Rob Reece - Piper's husband. He is an orthodontist whose patients include many people from the town of Bankton, including Amelia. His older brother, Stephen, died by suicide at the age of 17; then-12-year-old Rob discovered his brother's body. Although the lawsuit initially causes strain in their marriage, Rob ultimately supports his wife.
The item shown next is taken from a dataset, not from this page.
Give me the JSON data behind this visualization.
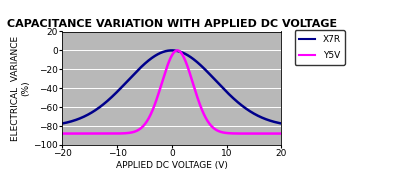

Emma Reece - Piper and Rob's daughter. She met Amelia through skating and became her best friend. However, she quickly casts Amelia aside after Charlotte sues Piper and the two never reconcile. When she finds out about the lawsuit, she is able to persuade the other students to alienate Amelia. She was the first person to notice Amelia's self-harming.

== Narrative style ==
Handle with Care employs an alternating narrative style, in which various characters take turns narrating chapters and providing their perspective on the events that are unfolding. The novel is narrated by Charlotte, Sean, Marin, Piper, Amelia and the final chapter by Willow. Picoult has used this technique in several novels, including Songs of the Humpback Whale, My Sister's Keeper, Change of Heart and House Rules.

==Reception==
People magazine gave the book four stars. The Washington Post called it "a great read, with strong characters, an exciting lawsuit to pull you along and really good use of the medical context". However, The Boston Globe called the novel "fairly engaging if sometimes [an] arduous read".